The language of power is inherently deceitful. So is the politics that affords it, only because coercive state forces like the army, police as well as laws that suspend people’s rights, in the case of Kashmir, back it. We often hear politicians, and those who indulge in politics on behalf of the state, describe instances of armed confrontation between resistance fighters and the state forces as ‘terrorism’ when it is combatants fighting on both the sides. And then, when such acts of combatant resistance is ascribed to the faith of the combatant – Islam in case of Kashmir – it is sought to be pulled out of the realm of politics. The term ‘terrorism’ is most often used by the politicians as a sweeping broad brush to delegitimise acts of armed resistance which is fundamentally political in its objectives.
‘Terrorism’ is a euphemism for absence of justice. There are only acts of terror inflicted on groups of people by other groups of people or individuals. The record of Indian state forces in Kashmir is an uninterrupted campaign of terror the people here have been subjected to for decades on end. This terrorising of a whole nation is well documented as a saga of rape, torture, murder, massacres, displacement, invasive surveillance and the consequent psychological trauma. Add to it the subversion of language in which ‘peace’ means absence of protest or resistance to unacceptable degrees of militarisation. Genuine peace comes about only when justice is prevalent. Peace cannot be achieved by coercive campaigns to turn around the people and make them accept hegemony the average state-aligned politician represents.

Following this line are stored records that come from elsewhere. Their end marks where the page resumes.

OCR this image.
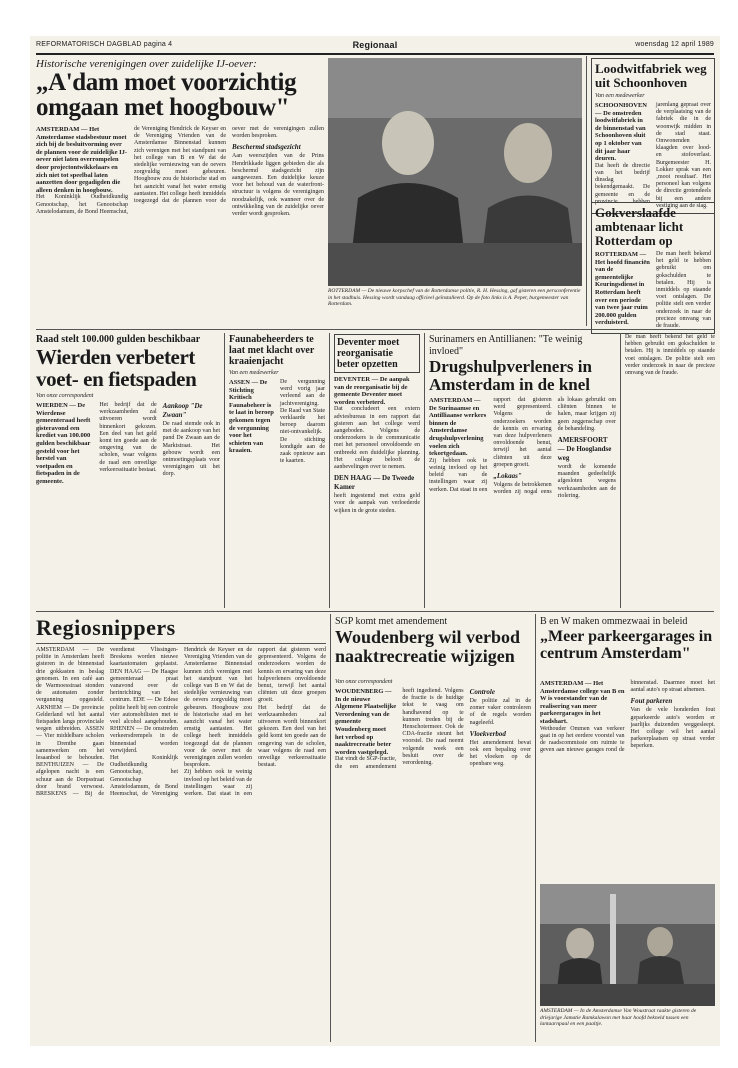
REFORMATORISCH DAGBLAD pagina 4	Regionaal	woensdag 12 april 1989
Historische verenigingen over zuidelijke IJ-oever:
„A'dam moet voorzichtig omgaan met hoogbouw"
AMSTERDAM — Het Amsterdamse stadsbestuur moet zich bij de besluitvorming over de plannen voor de zuidelijke IJ-oever niet laten overrompelen door projectontwikkelaars en zich niet tot speelbal laten aanzetten door gegadigden die alleen denken in hoogbouw.
Het Koninklijk Oudheidkundig Genootschap, het Genootschap Amstelodamum, de Bond Heemschut, de Vereniging Hendrick de Keyser en de Vereniging Vrienden van de Amsterdamse Binnenstad kunnen zich verenigen met het standpunt van het college van B en W dat de stedelijke vernieuwing van de oevers zorgvuldig moet gebeuren. Hoogbouw zou de historische stad en het aanzicht vanaf het water ernstig aantasten. Het college heeft inmiddels toegezegd dat de plannen voor de oever met de verenigingen zullen worden besproken.
Beschermd stadsgezicht
Aan weerszijden van de Prins Hendrikkade liggen gebieden die als beschermd stadsgezicht zijn aangewezen. Een duidelijke keuze voor het behoud van de waterfront-structuur is volgens de verenigingen noodzakelijk, ook wanneer over de ontwikkeling van de zuidelijke oever verder wordt gesproken.
ROTTERDAM — De nieuwe korpschef van de Rotterdamse politie, R. H. Hessing, gaf gisteren een persconferentie in het stadhuis. Hessing wordt vandaag officieel geïnstalleerd. Op de foto links is A. Peper, burgemeester van Rotterdam.
Loodwitfabriek weg uit Schoonhoven
Van een medewerker
SCHOONHOVEN — De omstreden loodwitfabriek in de binnenstad van Schoonhoven sluit op 1 oktober van dit jaar haar deuren.
Dat heeft de directie van het bedrijf dinsdag bekendgemaakt. De gemeente en de provincie hebben jarenlang gepraat over de verplaatsing van de fabriek die in de woonwijk midden in de stad staat. Omwonenden klaagden over lood- en stofoverlast. Burgemeester H. Lokker sprak van een ‚mooi resultaat'. Het personeel kan volgens de directie grotendeels bij een andere vestiging aan de slag.
Gokverslaafde ambtenaar licht Rotterdam op
ROTTERDAM — Het hoofd financiën van de gemeentelijke Keuringsdienst in Rotterdam heeft over een periode van twee jaar ruim 200.000 gulden verduisterd.
De man heeft bekend het geld te hebben gebruikt om gokschulden te betalen. Hij is inmiddels op staande voet ontslagen. De politie stelt een verder onderzoek in naar de precieze omvang van de fraude.
Raad stelt 100.000 gulden beschikbaar
Wierden verbetert voet- en fietspaden
Van onze correspondent
WIERDEN — De Wierdense gemeenteraad heeft gisteravond een krediet van 100.000 gulden beschikbaar gesteld voor het herstel van voetpaden en fietspaden in de gemeente.
Het bedrijf dat de werkzaamheden zal uitvoeren wordt binnenkort gekozen. Een deel van het geld komt ten goede aan de omgeving van de scholen, waar volgens de raad een onveilige verkeerssituatie bestaat.
Aankoop "De Zwaan"
De raad stemde ook in met de aankoop van het pand De Zwaan aan de Marktstraat. Het gebouw wordt een ontmoetingsplaats voor verenigingen uit het dorp.
Faunabeheerders te laat met klacht over kraaienjacht
Van een medewerker
ASSEN — De Stichting Kritisch Faunabeheer is te laat in beroep gekomen tegen de vergunning voor het schieten van kraaien.
De vergunning werd vorig jaar verleend aan de jachtvereniging. De Raad van State verklaarde het beroep daarom niet-ontvankelijk. De stichting kondigde aan de zaak opnieuw aan te kaarten.
Deventer moet reorganisatie beter opzetten
DEVENTER — De aanpak van de reorganisatie bij de gemeente Deventer moet worden verbeterd.
Dat concludeert een extern adviesbureau in een rapport dat gisteren aan het college werd aangeboden. Volgens de onderzoekers is de communicatie met het personeel onvoldoende en ontbreekt een duidelijke planning. Het college belooft de aanbevelingen over te nemen.
DEN HAAG — De Tweede Kamer
heeft ingestemd met extra geld voor de aanpak van verloederde wijken in de grote steden.
Surinamers en Antillianen: "Te weinig invloed"
Drugshulpverleners in Amsterdam in de knel
AMSTERDAM — De Surinaamse en Antilliaanse werkers binnen de Amsterdamse drugshulpverlening voelen zich tekortgedaan.
Zij hebben ook te weinig invloed op het beleid van de instellingen waar zij werken. Dat staat in een rapport dat gisteren werd gepresenteerd. Volgens de onderzoekers worden de kennis en ervaring van deze hulpverleners onvoldoende benut, terwijl het aantal cliënten uit deze groepen groeit.
„Lokaas"
Volgens de betrokkenen worden zij nogal eens als lokaas gebruikt om cliënten binnen te halen, maar krijgen zij geen zeggenschap over de behandeling.
AMERSFOORT — De Hooglandse weg
wordt de komende maanden gedeeltelijk afgesloten wegens werkzaamheden aan de riolering.
De man heeft bekend het geld te hebben gebruikt om gokschulden te betalen. Hij is inmiddels op staande voet ontslagen. De politie stelt een verder onderzoek in naar de precieze omvang van de fraude.
Regiosnippers
AMSTERDAM — De politie in Amsterdam heeft gisteren in de binnenstad drie gokkasten in beslag genomen. In een café aan de Warmoesstraat stonden de automaten zonder vergunning opgesteld. ARNHEM — De provincie Gelderland wil het aantal fietspaden langs provinciale wegen uitbreiden. ASSEN — Vier middelbare scholen in Drenthe gaan samenwerken om het lesaanbod te behouden. BENTHUIZEN — De afgelopen nacht is een schuur aan de Dorpsstraat door brand verwoest. BRESKENS — Bij de veerdienst Vlissingen-Breskens worden nieuwe kaartautomaten geplaatst. DEN HAAG — De Haagse gemeenteraad praat vanavond over de herinrichting van het centrum. EDE — De Edese politie heeft bij een controle vier automobilisten met te veel alcohol aangehouden. RHENEN — De omstreden verkeersdrempels in de binnenstad worden verwijderd.
Het Koninklijk Oudheidkundig Genootschap, het Genootschap Amstelodamum, de Bond Heemschut, de Vereniging Hendrick de Keyser en de Vereniging Vrienden van de Amsterdamse Binnenstad kunnen zich verenigen met het standpunt van het college van B en W dat de stedelijke vernieuwing van de oevers zorgvuldig moet gebeuren. Hoogbouw zou de historische stad en het aanzicht vanaf het water ernstig aantasten. Het college heeft inmiddels toegezegd dat de plannen voor de oever met de verenigingen zullen worden besproken.
Zij hebben ook te weinig invloed op het beleid van de instellingen waar zij werken. Dat staat in een rapport dat gisteren werd gepresenteerd. Volgens de onderzoekers worden de kennis en ervaring van deze hulpverleners onvoldoende benut, terwijl het aantal cliënten uit deze groepen groeit.
Het bedrijf dat de werkzaamheden zal uitvoeren wordt binnenkort gekozen. Een deel van het geld komt ten goede aan de omgeving van de scholen, waar volgens de raad een onveilige verkeerssituatie bestaat.
SGP komt met amendement
Woudenberg wil verbod naaktrecreatie wijzigen
Van onze correspondent
WOUDENBERG — In de nieuwe Algemene Plaatselijke Verordening van de gemeente Woudenberg moet het verbod op naaktrecreatie beter worden vastgelegd.
Dat vindt de SGP-fractie, die een amendement heeft ingediend. Volgens de fractie is de huidige tekst te vaag om handhavend op te kunnen treden bij de Henschotermeer. Ook de CDA-fractie steunt het voorstel. De raad neemt volgende week een besluit over de verordening.
Controle
De politie zal in de zomer vaker controleren of de regels worden nageleefd.
Vloekverbod
Het amendement bevat ook een bepaling over het vloeken op de openbare weg.
B en W maken ommezwaai in beleid
„Meer parkeergarages in centrum Amsterdam"
AMSTERDAM — Het Amsterdamse college van B en W is voorstander van de realisering van meer parkeergarages in het stadshart.
Wethouder Ommen van verkeer gaat in op het eerdere voorstel van de raadscommissie om ruimte te geven aan nieuwe garages rond de binnenstad. Daarmee moet het aantal auto's op straat afnemen.
Fout parkeren
Van de vele honderden fout geparkeerde auto's worden er jaarlijks duizenden weggesleept. Het college wil het aantal parkeerplaatsen op straat verder beperken.
AMSTERDAM — In de Amsterdamse Van Woustraat raakte gisteren de driejarige Jamatie Ramkalawon met haar hoofd bekneld tussen een lantaarnpaal en een paaltje.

Kashmiri people have for long been subjected to collective punishment by the state apparatus. When politics fails, or becomes only an instrument of control rather than seeking and ensuring justice, violent resistance becomes a tool for bringing about processes of political justice and delivery of democratic rights to the people. Kashmir’s tragedy, the failure of politics has brought about phases where in the utter need for a political process has been acknowledged. But as soon as a certain semblance of ‘peace’ is enforced it has always been used to resurrect state hegemony. This explains the renewed popular support for militancy or armed resistance in Kashmir today, despite the important phase of a mass uprising between 2008 and 2010. The ongoing arrest spree of youth following open display of support to militants during their now again frequent gunbattles with government forces and the mass beating of residents in an entire village by soldiers again goes to show that the state and its minions in Kashmir are not ready to leave behind ruling by hegemonic politics and coercion. This is what ‘terrorism’ means in Kashmir.